Internationale Experten und Expertinnen sowie medizinische Institute sind sich einig: Eine mRNA-Impfung verändert die DNA eines Menschen nicht. Sie erklären unisono, dass die geimpfte RNA lediglich in einem bestimmten Teil der Zelle zur Anwendung kommt. Der genetische Bauplan gelangt aber nicht in den Kern einer Zelle, wo sich die DNA befindet.
Auf AFP-Nachfrage teilte die Professorin für Infektionskrankheiten an der Universität von Chile, Jeannette Dabanach Peña, mit: „Sie (die Impfungen) manipulieren nicht die menschliche DNA. Sie sind dafür gemacht, bestimmte Proteine herzustellen, damit unser Körper sie identifizieren und die notwendigen Abwehrkräfte aufbauen kann. Das macht ein Virus natürlicherweise auch und es verändert dabei nicht unsere DNA.“
María Victoria Sánchez, Forscherin im argentinischen Institut für experimentelle Medizin und Biologie, erklärte außerdem auf AFP-Anfrage, dass es dabei einen Übersetzungsprozess des verabreichten genetischen Codes in ein Coronavirus-Protein gebe. Sie präzisierte: Dieser Prozess finde im sogenannten Zytoplasma statt, das den Zellkern umgibt, nicht aber im Zellkern selbst, in dem sich die DNA eines Menschen befindet. „Boten-RNA kann nicht in unsere DNA gelangen“, sagte sie.
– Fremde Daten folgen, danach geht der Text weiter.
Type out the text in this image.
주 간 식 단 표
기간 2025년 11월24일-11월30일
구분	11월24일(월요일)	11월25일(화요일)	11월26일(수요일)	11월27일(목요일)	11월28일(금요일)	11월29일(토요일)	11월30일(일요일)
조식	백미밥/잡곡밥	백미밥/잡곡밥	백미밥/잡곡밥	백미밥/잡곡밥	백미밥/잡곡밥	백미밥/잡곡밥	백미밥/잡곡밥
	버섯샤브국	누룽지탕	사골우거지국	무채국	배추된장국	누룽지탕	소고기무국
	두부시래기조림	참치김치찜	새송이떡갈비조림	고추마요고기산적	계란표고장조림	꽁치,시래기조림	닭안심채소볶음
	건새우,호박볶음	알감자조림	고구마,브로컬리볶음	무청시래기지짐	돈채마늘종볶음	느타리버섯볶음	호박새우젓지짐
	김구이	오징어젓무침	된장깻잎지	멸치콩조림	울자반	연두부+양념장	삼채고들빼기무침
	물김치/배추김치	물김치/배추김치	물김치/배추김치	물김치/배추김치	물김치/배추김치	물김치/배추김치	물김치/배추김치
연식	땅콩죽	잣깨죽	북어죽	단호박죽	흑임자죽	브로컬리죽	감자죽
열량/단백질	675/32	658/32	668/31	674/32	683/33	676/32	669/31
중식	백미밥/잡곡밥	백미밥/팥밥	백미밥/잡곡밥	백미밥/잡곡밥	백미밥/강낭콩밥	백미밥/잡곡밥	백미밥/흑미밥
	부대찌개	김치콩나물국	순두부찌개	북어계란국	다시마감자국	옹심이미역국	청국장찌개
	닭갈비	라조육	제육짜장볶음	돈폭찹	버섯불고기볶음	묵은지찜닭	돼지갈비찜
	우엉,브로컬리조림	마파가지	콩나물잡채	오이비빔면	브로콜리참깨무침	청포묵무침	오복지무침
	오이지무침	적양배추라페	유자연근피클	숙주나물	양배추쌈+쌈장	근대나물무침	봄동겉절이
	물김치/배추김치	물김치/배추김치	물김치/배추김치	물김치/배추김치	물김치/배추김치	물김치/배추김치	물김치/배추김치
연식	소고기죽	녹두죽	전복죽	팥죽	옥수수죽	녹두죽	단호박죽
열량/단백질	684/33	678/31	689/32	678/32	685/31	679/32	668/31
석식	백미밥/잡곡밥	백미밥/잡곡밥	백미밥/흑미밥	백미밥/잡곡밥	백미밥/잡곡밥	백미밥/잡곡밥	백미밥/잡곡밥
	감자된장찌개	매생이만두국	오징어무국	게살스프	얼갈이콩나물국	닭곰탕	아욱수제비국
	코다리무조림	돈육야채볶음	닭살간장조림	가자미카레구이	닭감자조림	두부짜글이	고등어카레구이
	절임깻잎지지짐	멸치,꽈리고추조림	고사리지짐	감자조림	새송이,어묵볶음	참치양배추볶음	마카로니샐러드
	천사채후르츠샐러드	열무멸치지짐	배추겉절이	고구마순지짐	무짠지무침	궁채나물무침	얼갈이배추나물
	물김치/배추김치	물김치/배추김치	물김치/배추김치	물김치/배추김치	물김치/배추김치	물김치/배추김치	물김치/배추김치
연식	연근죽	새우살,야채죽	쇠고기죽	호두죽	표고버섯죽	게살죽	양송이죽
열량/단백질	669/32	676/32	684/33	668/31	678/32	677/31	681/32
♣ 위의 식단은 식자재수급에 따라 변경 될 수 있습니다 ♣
Aber kann aus durch Impfung verabreichter RNA nicht doch neue für den Menschen gefährlich manipulierte DNA entstehen? Der französische Genetiker und Präsident der Liga gegen Krebs, Axel Kahn, erklärte gegenüber AFP: „Die DNA wird in RNA transkribiert (…). Den umgekehrten Weg sehen wir nicht.“ Das bestätigte Christophe D’Enfert, wissenschaftlicher Direktor des Pasteur-Instituts in Paris, welches zur Prävention und Behandlung von Infektionskrankheiten forscht. Um RNA wieder in ein Genom zu integrieren, müsse es „retrotranskribiert“, also zurück umgeschrieben werden. „Und das passiert nicht spontan in Zellen“, erklärte er AFP (hier).
Kahn zufolge wird stattdessen die RNA aus Impfungen wieder vom Körper abgebaut, „Nachdem die Antigene entstanden sind, die zur Bildung von Antikörpern führen, wird die RNA aus dem Impfstoff zerstört“, sagte er.
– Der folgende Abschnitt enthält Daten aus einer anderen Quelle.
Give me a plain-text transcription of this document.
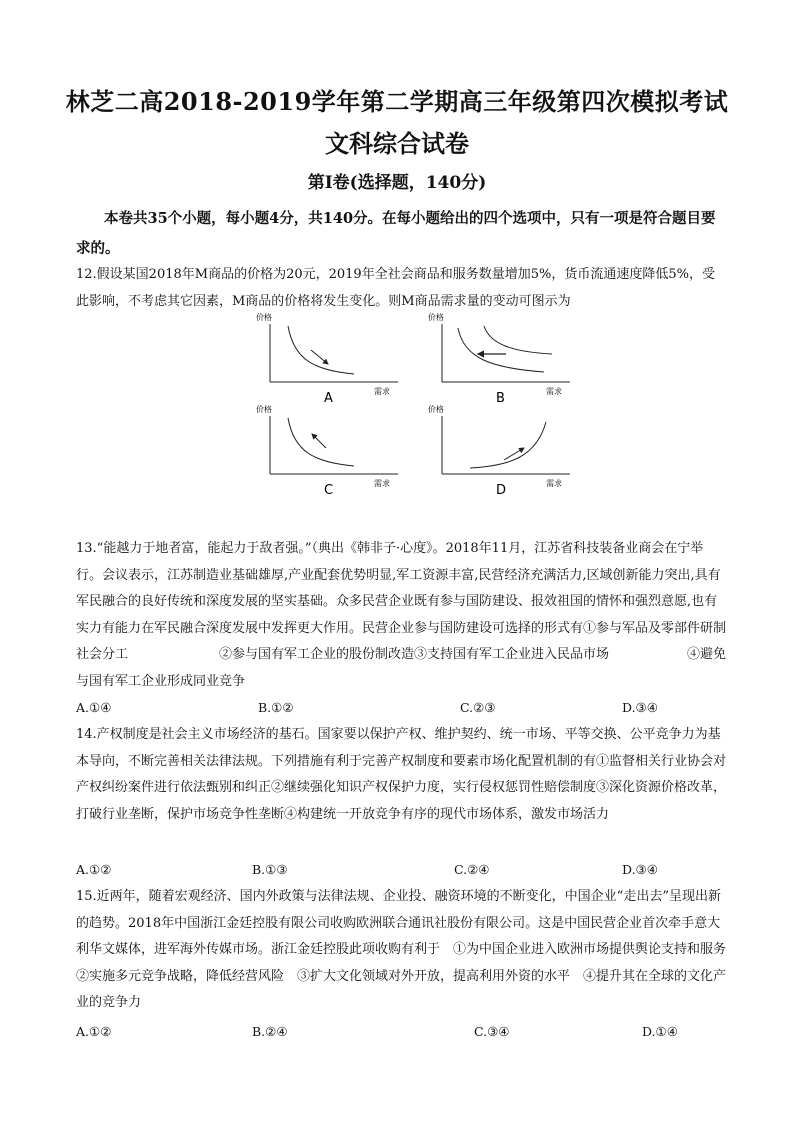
林芝二高2018-2019学年第二学期高三年级第四次模拟考试
文科综合试卷
第Ⅰ卷(选择题，140分)
本卷共35个小题，每小题4分，共140分。在每小题给出的四个选项中，只有一项是符合题目要求的。
12.假设某国2018年M商品的价格为20元，2019年全社会商品和服务数量增加5%，货币流通速度降低5%，受此影响，不考虑其它因素，M商品的价格将发生变化。则M商品需求量的变动可图示为
价格
需求
A
价格
需求
B
价格
需求
C
价格
需求
D
13.“能越力于地者富，能起力于敌者强。”（典出《韩非子·心度》。2018年11月，江苏省科技装备业商会在宁举行。会议表示，江苏制造业基础雄厚,产业配套优势明显,军工资源丰富,民营经济充满活力,区域创新能力突出,具有军民融合的良好传统和深度发展的坚实基础。众多民营企业既有参与国防建设、报效祖国的情怀和强烈意愿,也有实力有能力在军民融合深度发展中发挥更大作用。民营企业参与国防建设可选择的形式有①参与军品及零部件研制社会分工　　　　　　　②参与国有军工企业的股份制改造③支持国有军工企业进入民品市场　　　　　　④避免与国有军工企业形成同业竞争
A.①④	B.①②	C.②③	D.③④
14.产权制度是社会主义市场经济的基石。国家要以保护产权、维护契约、统一市场、平等交换、公平竞争力为基本导向，不断完善相关法律法规。下列措施有利于完善产权制度和要素市场化配置机制的有①监督相关行业协会对产权纠纷案件进行依法甄别和纠正②继续强化知识产权保护力度，实行侵权惩罚性赔偿制度③深化资源价格改革，打破行业垄断，保护市场竞争性垄断④构建统一开放竞争有序的现代市场体系，激发市场活力
A.①②	B.①③	C.②④	D.③④
15.近两年，随着宏观经济、国内外政策与法律法规、企业投、融资环境的不断变化，中国企业“走出去”呈现出新的趋势。2018年中国浙江金廷控股有限公司收购欧洲联合通讯社股份有限公司。这是中国民营企业首次牵手意大利华文媒体，进军海外传媒市场。浙江金廷控股此项收购有利于　①为中国企业进入欧洲市场提供舆论支持和服务　②实施多元竞争战略，降低经营风险　③扩大文化领域对外开放，提高利用外资的水平　④提升其在全球的文化产业的竞争力
A.①②	B.②④	C.③④	D.①④
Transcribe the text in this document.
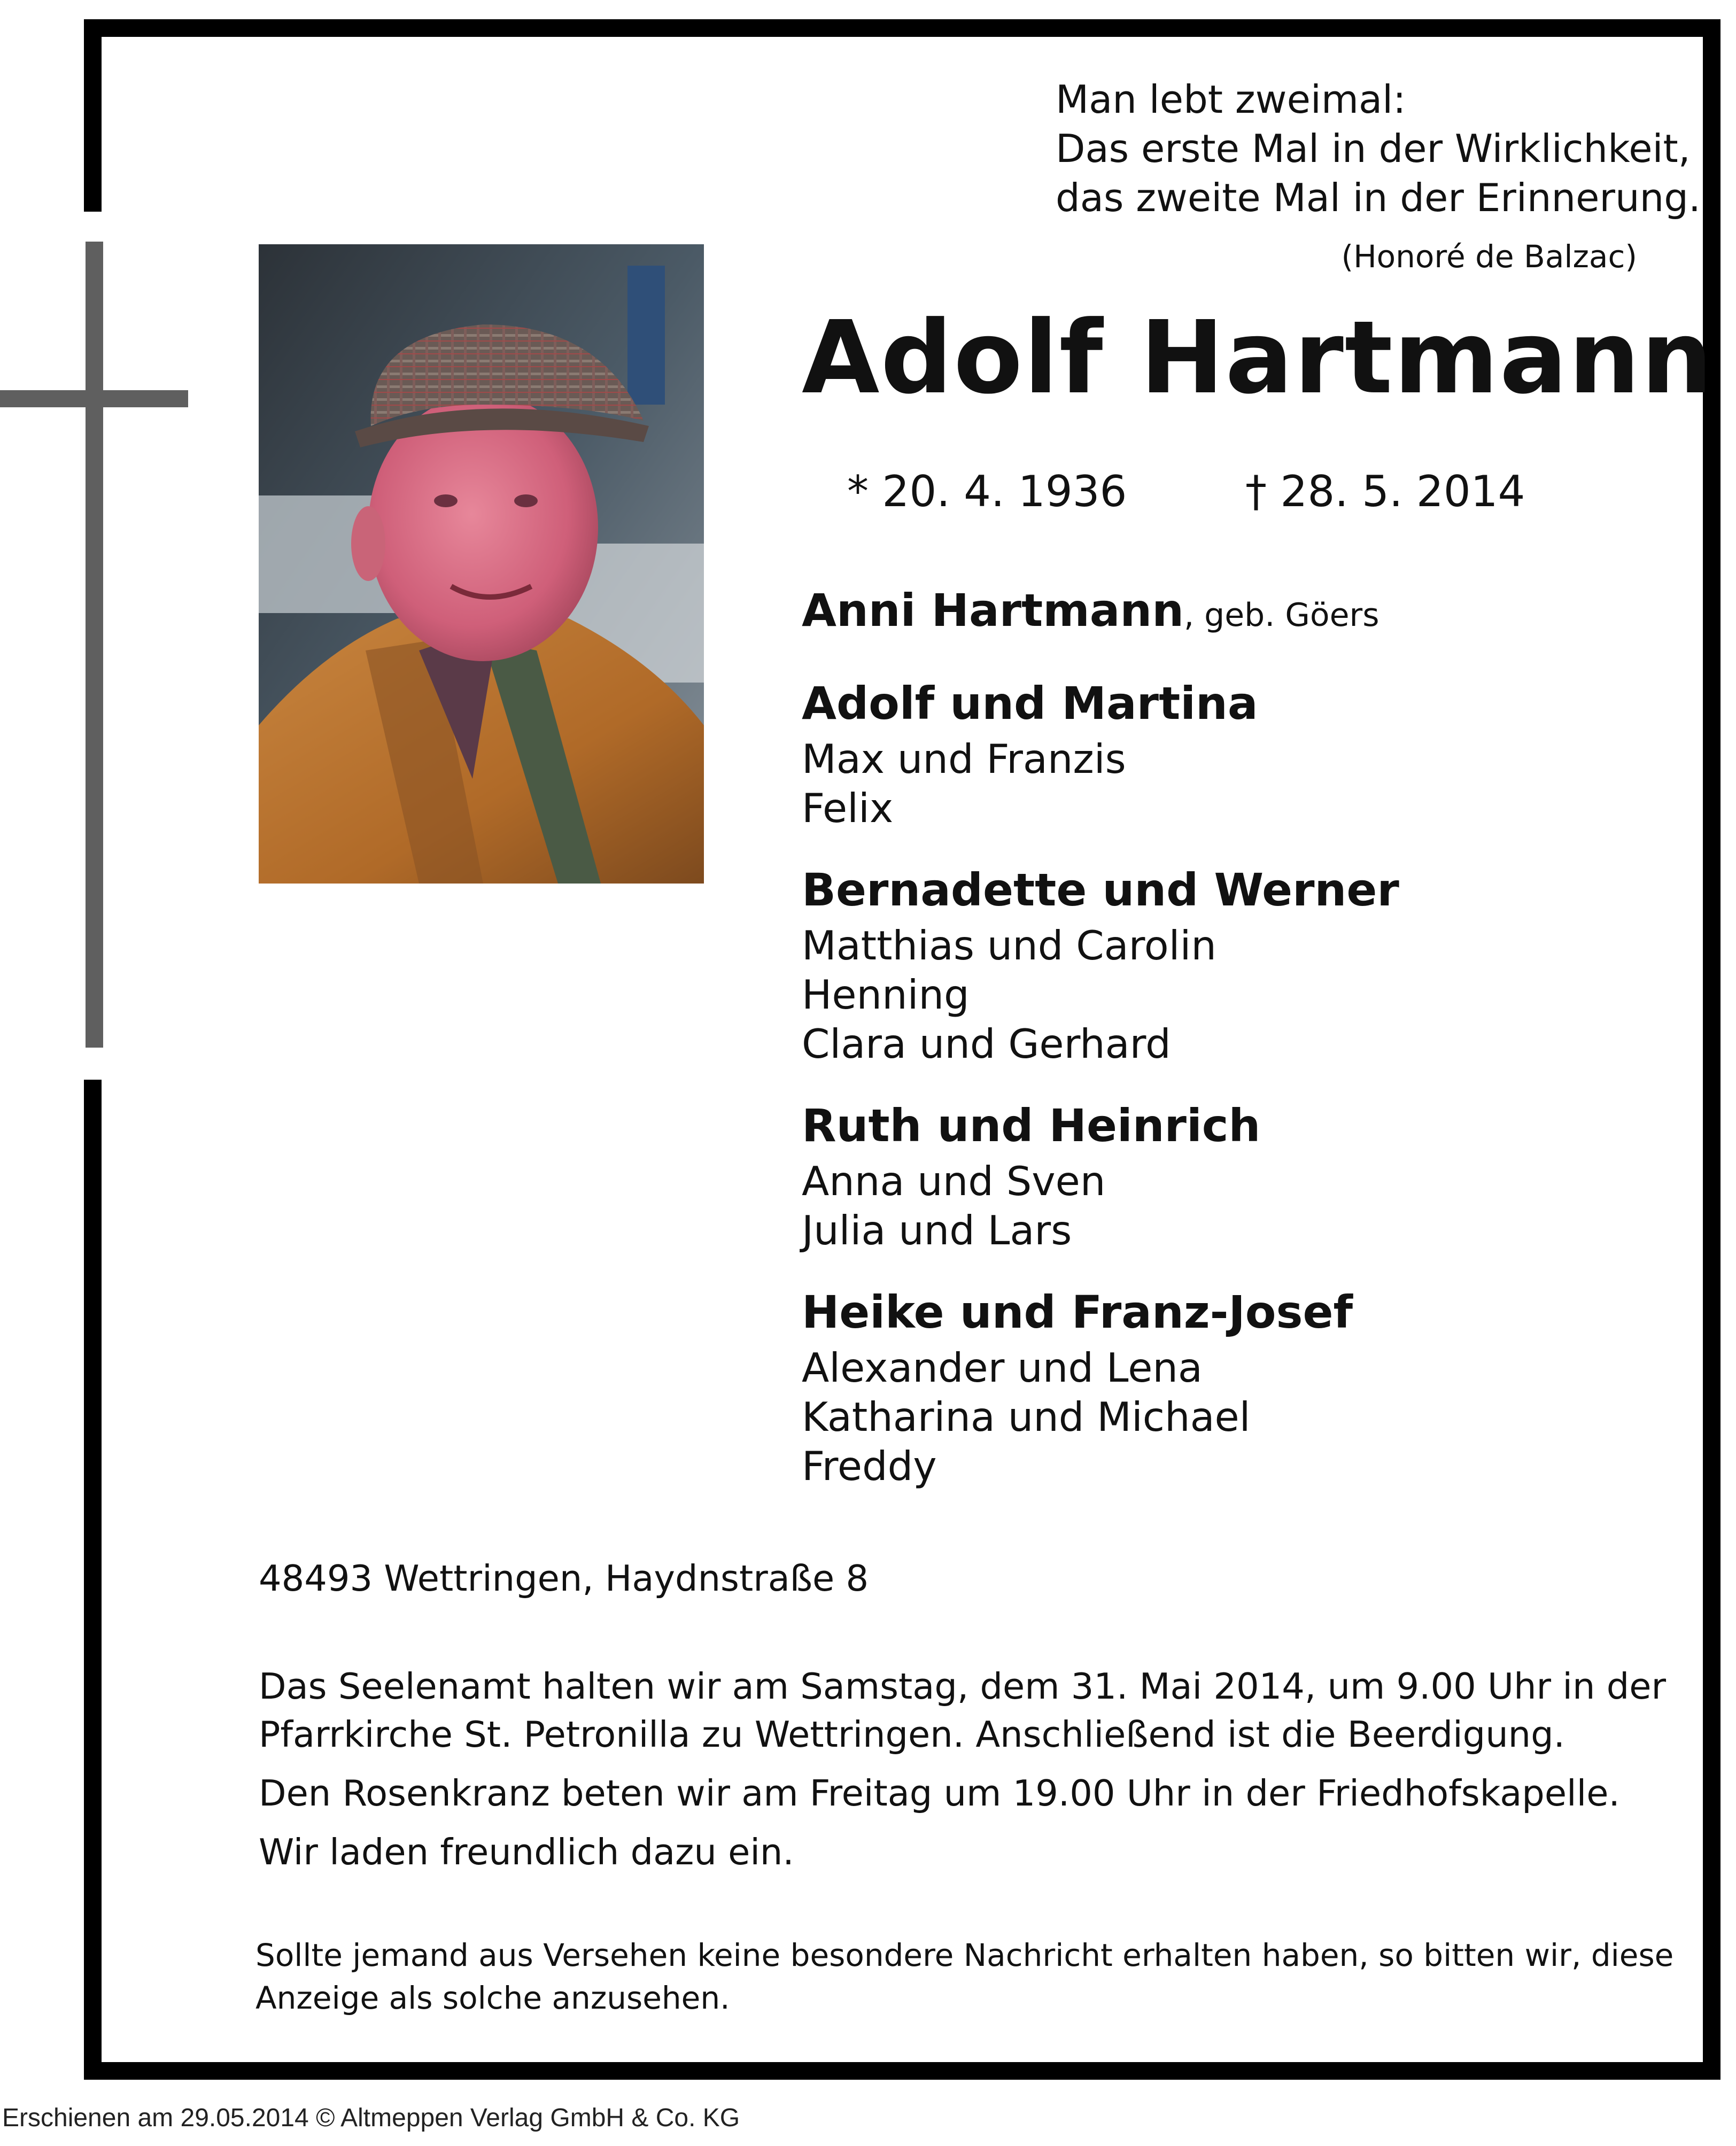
Man lebt zweimal:
Das erste Mal in der Wirklichkeit,
das zweite Mal in der Erinnerung.
(Honoré de Balzac)
Adolf Hartmann
* 20. 4. 1936	† 28. 5. 2014
Anni Hartmann, geb. Göers
Adolf und Martina
Max und Franzis
Felix
Bernadette und Werner
Matthias und Carolin
Henning
Clara und Gerhard
Ruth und Heinrich
Anna und Sven
Julia und Lars
Heike und Franz-Josef
Alexander und Lena
Katharina und Michael
Freddy
48493 Wettringen, Haydnstraße 8

Das Seelenamt halten wir am Samstag, dem 31. Mai 2014, um 9.00 Uhr in der
Pfarrkirche St. Petronilla zu Wettringen. Anschließend ist die Beerdigung.

Den Rosenkranz beten wir am Freitag um 19.00 Uhr in der Friedhofskapelle.

Wir laden freundlich dazu ein.

Sollte jemand aus Versehen keine besondere Nachricht erhalten haben, so bitten wir, diese
Anzeige als solche anzusehen.
Erschienen am 29.05.2014 © Altmeppen Verlag GmbH & Co. KG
Das bestätigte auch Kenneth Witwer, Professor für molekulare und vergleichende Pathobiologie an der Johns Hopkins Universität: „mRNA wird einfach in Protein übersetzt, schnell abgebaut und kann nicht in DNA umgewandelt werden.“
Was sagt die Frau aus dem Instagram-Video?
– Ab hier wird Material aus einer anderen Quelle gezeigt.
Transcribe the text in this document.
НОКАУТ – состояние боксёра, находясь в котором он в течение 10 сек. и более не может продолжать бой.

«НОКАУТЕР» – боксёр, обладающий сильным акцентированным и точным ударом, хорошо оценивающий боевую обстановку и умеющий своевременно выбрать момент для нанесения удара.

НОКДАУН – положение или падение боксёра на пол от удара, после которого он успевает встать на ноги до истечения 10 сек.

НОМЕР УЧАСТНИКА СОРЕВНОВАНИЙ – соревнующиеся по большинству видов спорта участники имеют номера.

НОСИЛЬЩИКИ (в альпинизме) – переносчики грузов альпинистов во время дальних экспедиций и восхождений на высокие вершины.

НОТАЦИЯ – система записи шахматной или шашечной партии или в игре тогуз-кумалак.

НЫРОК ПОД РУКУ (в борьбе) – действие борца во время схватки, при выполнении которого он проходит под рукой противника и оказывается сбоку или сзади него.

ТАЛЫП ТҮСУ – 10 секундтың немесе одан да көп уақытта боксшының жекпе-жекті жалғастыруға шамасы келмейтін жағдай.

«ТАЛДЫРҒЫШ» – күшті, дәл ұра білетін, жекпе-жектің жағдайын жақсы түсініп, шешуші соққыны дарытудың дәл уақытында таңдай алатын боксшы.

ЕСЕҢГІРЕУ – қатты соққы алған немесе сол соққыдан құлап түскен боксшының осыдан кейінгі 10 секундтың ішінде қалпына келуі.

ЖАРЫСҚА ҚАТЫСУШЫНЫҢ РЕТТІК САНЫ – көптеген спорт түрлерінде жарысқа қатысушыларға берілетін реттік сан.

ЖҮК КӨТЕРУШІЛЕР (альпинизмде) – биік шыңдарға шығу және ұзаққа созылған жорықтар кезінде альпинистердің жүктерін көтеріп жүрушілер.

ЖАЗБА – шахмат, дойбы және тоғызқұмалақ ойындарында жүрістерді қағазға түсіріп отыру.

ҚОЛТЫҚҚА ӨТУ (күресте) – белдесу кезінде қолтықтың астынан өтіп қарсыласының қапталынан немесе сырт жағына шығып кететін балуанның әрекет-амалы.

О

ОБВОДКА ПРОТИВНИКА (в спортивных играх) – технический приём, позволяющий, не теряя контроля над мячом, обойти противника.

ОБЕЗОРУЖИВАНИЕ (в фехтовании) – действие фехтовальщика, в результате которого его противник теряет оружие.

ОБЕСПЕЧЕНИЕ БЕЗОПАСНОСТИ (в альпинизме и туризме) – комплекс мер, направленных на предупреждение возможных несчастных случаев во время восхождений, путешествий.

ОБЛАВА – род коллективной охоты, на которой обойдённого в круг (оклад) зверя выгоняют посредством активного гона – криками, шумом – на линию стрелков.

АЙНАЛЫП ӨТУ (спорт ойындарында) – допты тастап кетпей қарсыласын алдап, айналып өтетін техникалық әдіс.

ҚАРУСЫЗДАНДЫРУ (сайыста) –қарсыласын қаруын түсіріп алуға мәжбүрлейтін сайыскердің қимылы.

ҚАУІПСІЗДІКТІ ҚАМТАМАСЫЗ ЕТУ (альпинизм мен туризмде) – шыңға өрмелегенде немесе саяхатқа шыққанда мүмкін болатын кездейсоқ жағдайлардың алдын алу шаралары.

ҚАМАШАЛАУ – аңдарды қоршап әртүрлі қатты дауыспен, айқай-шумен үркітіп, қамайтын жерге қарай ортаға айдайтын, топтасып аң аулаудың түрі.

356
AFP hat am 19. April auch noch einmal die Instagrammerin selbst nach ihrer Behauptung gefragt. Sie schrieb: „Steht fast überall“ und sendete einen Link zu einer Artikelübersicht der Deutschen Apotheker Zeitung. Dort findet sich allerdings zum Zeitpunkt der Veröffentlichung lediglich ein Artikel zum Einsatz der Crispr-RNA für neuartige Corona-Tests und ein Überblicksstück über die grundsätzlichen Einsatzmöglichkeiten von RNA. Einen Text über den Einsatz von Crispr/Cas9 in mRNA-Impfstoffen konnte AFP nicht finden.
Fazit: Nein, die Genschere kommt in mRNA-Impfungen nicht zum Einsatz. Lediglich arbeitet die Crispr/Cas9-Technologie ebenfalls mit gezielt eingesetzter RNA. Auch schneidet die Impfung keine Gene heraus oder verändert die DNA eines Menschen ins sonst einer Art.